A 6° forward - backward slant with a 60° camera gives a skyline at 2/3 of the image (1/3 sky, 2/3 ground). Sometimes, you'll want to show 2/3 sky, for intance when the clouds are interesting. Then use a slant between 350 and 355°, and moves the camera towards the bottom (the HF towards the top). An example: a X rotation of 352°, a Y translation of -0,31.
If the preview computation slows down the interface too much, decrease the detail level, or uncheck the "Auto update" box.
Geomorph doesn't provide, with version 0.12, a camera parameters saving at the session level. However, if you want to reuse your preferred points of view over and over, save them in a document that you'll open each time you'll start Geomorph. The cameras of the file most recently open are reused when new documents are created.
Maybe you'll want to edit your PNG HF files with The Gimp, or better, for keeping the fine detail of the relief on 16 bits, with Filmgimp/Cinepaint. The cameras are kept inside the comments field of the PNG file. This information is not kept by the other software tools. However you can proceed like this to save and restore it:
- Copy the file under a new name.
- Edit the original file with the external software.
- When coming back into Geomorph, open the unedited copy. Geomorph would initialize the 5 cameras with the parameters found in the file.
- Open the modified document.
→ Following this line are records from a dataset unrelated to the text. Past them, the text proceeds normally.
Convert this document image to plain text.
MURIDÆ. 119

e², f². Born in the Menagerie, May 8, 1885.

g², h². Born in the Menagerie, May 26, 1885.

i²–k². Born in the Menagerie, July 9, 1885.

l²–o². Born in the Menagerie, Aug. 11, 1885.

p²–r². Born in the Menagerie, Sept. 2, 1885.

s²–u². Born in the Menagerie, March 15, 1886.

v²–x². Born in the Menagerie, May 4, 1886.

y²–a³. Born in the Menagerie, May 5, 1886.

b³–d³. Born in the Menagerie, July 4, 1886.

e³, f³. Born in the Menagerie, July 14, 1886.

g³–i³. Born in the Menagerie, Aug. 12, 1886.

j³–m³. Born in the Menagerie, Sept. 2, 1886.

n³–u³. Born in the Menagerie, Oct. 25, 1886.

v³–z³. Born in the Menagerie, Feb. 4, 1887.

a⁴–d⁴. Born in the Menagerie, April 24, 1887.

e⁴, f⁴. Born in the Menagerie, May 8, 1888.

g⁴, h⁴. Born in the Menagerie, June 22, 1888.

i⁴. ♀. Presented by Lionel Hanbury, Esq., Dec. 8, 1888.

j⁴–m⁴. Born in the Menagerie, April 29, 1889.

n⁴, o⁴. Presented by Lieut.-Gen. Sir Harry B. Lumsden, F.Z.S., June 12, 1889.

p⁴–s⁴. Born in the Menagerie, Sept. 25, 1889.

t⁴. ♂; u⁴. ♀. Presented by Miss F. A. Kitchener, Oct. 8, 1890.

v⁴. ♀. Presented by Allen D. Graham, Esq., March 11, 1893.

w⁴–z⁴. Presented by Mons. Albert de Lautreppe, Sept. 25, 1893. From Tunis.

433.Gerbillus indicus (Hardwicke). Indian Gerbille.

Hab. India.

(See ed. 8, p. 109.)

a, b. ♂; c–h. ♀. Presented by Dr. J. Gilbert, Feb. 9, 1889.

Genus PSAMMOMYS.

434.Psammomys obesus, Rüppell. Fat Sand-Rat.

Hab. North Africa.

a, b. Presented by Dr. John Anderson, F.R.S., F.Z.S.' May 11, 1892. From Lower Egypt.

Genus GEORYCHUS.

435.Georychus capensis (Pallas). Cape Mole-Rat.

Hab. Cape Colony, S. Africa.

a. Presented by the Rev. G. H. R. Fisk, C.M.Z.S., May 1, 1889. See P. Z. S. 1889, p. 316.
Because Geomorph wouldn't find any camera definition in it, it would reuse the parameters found in the copy.
It may sound unnecessary to provide a view angle scale, when it is possible to get nearer or farther to the heigth field if we want to increase or decrease its relative size.Back to top
This is a matter of perspective. For instance, define two cameras, pointed on a hill a the foreground. One has a small angle (it's a telephoto lens), the other has a wide angle. Draw the nearest one farther, and the farthest one nearer, until the hill has the same size in both views. You'll see that the background hills are a lot smaller with the wide angle view than with the tele view.
The wide angle gives a depth effect, while the tele lens gives a flattening effect.
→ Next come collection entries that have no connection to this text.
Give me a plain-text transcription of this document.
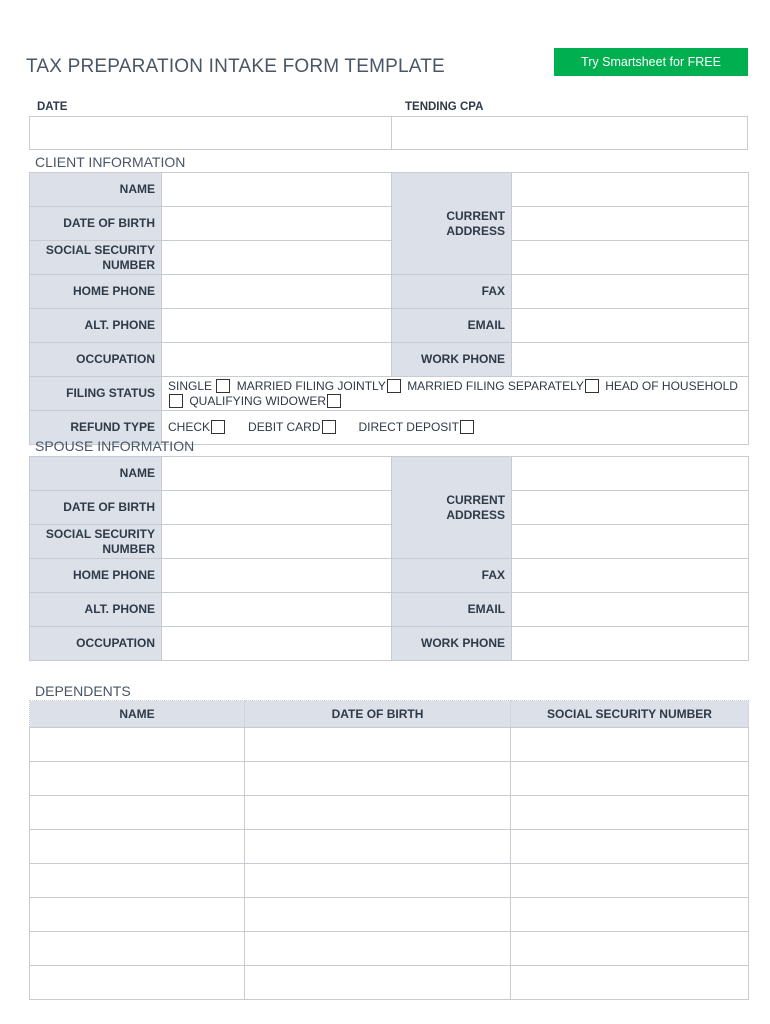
TAX PREPARATION INTAKE FORM TEMPLATE	Try Smartsheet for FREE
DATE	TENDING CPA
CLIENT INFORMATION
NAME		CURRENT ADDRESS	
DATE OF BIRTH			
SOCIAL SECURITY NUMBER			
HOME PHONE		FAX	
ALT. PHONE		EMAIL	
OCCUPATION		WORK PHONE	
FILING STATUS	SINGLE MARRIED FILING JOINTLY MARRIED FILING SEPARATELY HEAD OF HOUSEHOLD QUALIFYING WIDOWER		
REFUND TYPE	CHECK DEBIT CARD DIRECT DEPOSIT		
SPOUSE INFORMATION
NAME		CURRENT ADDRESS	
DATE OF BIRTH			
SOCIAL SECURITY NUMBER			
HOME PHONE		FAX	
ALT. PHONE		EMAIL	
OCCUPATION		WORK PHONE	
DEPENDENTS
NAME	DATE OF BIRTH	SOCIAL SECURITY NUMBER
Most often, mountains seem higher when seen through a tele lens, because they take up a larger area of the image.
Use of a wide angle to get a depth effect usually involves translating the camera very close to the object. It can give the feeling that details are lacking, or worst, triangles making up the surface can be seen. A way to minimize this effect is to use a rich Povray texture, specially one with a normal component.